People need to get the facts before saying things that don't involve them. I've been through it a time or two just as everyone else has. I'm no different. But, I won't forget the painful words that peole have said on purpose when they thought others weren't listening. Word does get around and it's amazing to see who you can really trust when it comes down to it.
People say what goes around comes around. I don't know if I truly believe it or not. I would never wish harm on someone I didn't like. No matter who you are or what you've done to me. I'm not like that. If you think that I would ever wish that, then you don't know me and you have already judged me. Just an example. I've been hurt by alot of people but I still don't wish harm. I don't agree with saying the harmful words about others in a way that it makes myself look bad. I don't agree with bad mouthing people on myspace either. I think it's wrong and I think it's immature. That's my opinion. Will it stop others? No of course not, but it is up to us to decide how we want to take negative words. Most people might be offended. Some might ignore it, some might laugh. It's all about how you handle it.
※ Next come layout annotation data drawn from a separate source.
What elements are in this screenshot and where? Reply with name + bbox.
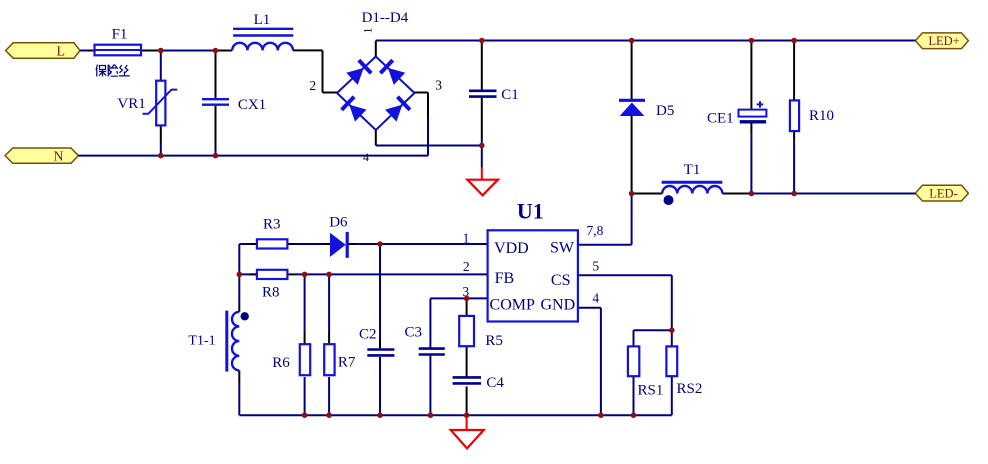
- svg-text:R3: R3: [263, 217, 281, 233]
- svg-text:F1: F1: [112, 26, 128, 42]
- svg-text:SW: SW: [550, 239, 575, 256]
- svg-text:T1: T1: [684, 162, 701, 178]
- svg-text:C1: C1: [501, 87, 519, 103]
- svg-text:D1--D4: D1--D4: [362, 10, 409, 26]
- svg-text:R7: R7: [338, 355, 356, 371]
- svg-text:1: 1: [361, 28, 375, 34]
- svg-text:3: 3: [462, 284, 469, 299]
- svg-text:R8: R8: [262, 285, 280, 301]
- svg-text:VDD: VDD: [494, 240, 529, 257]
- svg-text:2: 2: [463, 259, 470, 274]
- svg-text:R10: R10: [809, 108, 834, 124]
- svg-text:R6: R6: [272, 355, 290, 371]
- svg-text:L1: L1: [254, 12, 271, 28]
- svg-text:4: 4: [592, 290, 599, 305]
- svg-text:4: 4: [363, 150, 369, 164]
- svg-text:C4: C4: [486, 375, 504, 391]
- svg-text:7,8: 7,8: [586, 223, 603, 238]
- svg-text:T1-1: T1-1: [188, 333, 215, 348]
- svg-text:FB: FB: [495, 270, 515, 287]
- svg-text:RS1: RS1: [637, 383, 663, 399]
- svg-text:D5: D5: [656, 103, 674, 119]
- svg-text:1: 1: [463, 231, 470, 246]
- svg-text:GND: GND: [540, 297, 575, 314]
- svg-text:R5: R5: [485, 333, 503, 349]
- svg-text:COMP: COMP: [490, 296, 535, 313]
- svg-text:RS2: RS2: [676, 381, 702, 397]
- svg-text:U1: U1: [517, 199, 544, 224]
- svg-text:D6: D6: [329, 215, 348, 231]
- svg-text:N: N: [53, 150, 63, 165]
- svg-text:LED-: LED-: [929, 186, 957, 200]
- svg-text:C2: C2: [359, 327, 377, 343]
- svg-text:VR1: VR1: [117, 96, 145, 112]
- svg-text:LED+: LED+: [928, 34, 959, 48]
- svg-text:CS: CS: [551, 272, 571, 289]
- svg-text:3: 3: [435, 77, 442, 92]
- svg-text:2: 2: [309, 78, 316, 93]
- svg-text:CE1: CE1: [707, 111, 734, 127]
- svg-text:C3: C3: [405, 325, 423, 341]
- svg-text:CX1: CX1: [238, 97, 266, 113]
- svg-text:5: 5: [592, 258, 599, 273]
- svg-text:L: L: [56, 44, 65, 59]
One thing that I want to teach my daughter is how to treat others. Yeah some one might make fun of another but it doesn't mean that she has too. Just because we don't get along with some one doesn't mean that she will be allowed to speak bad things about them. Just because you don't get along with some one doesn't mean you have to let the world know. I think it takes way more energy to do that. If I feel the need to let out some frustration with some one I do it privately. There is no need to let everyone read it and know everything that is going on.
We've made some difficult choices in the past few months and honestly I wouldn't go back and change any of them. I am happy with them and I am happy where I am. Sometimes I wish hate words never came to mean the meanings that they do today. I don't see the good that racial slurs can bring, or any other bad words like them. I don't know... I'm pretty much done with my thoughts now.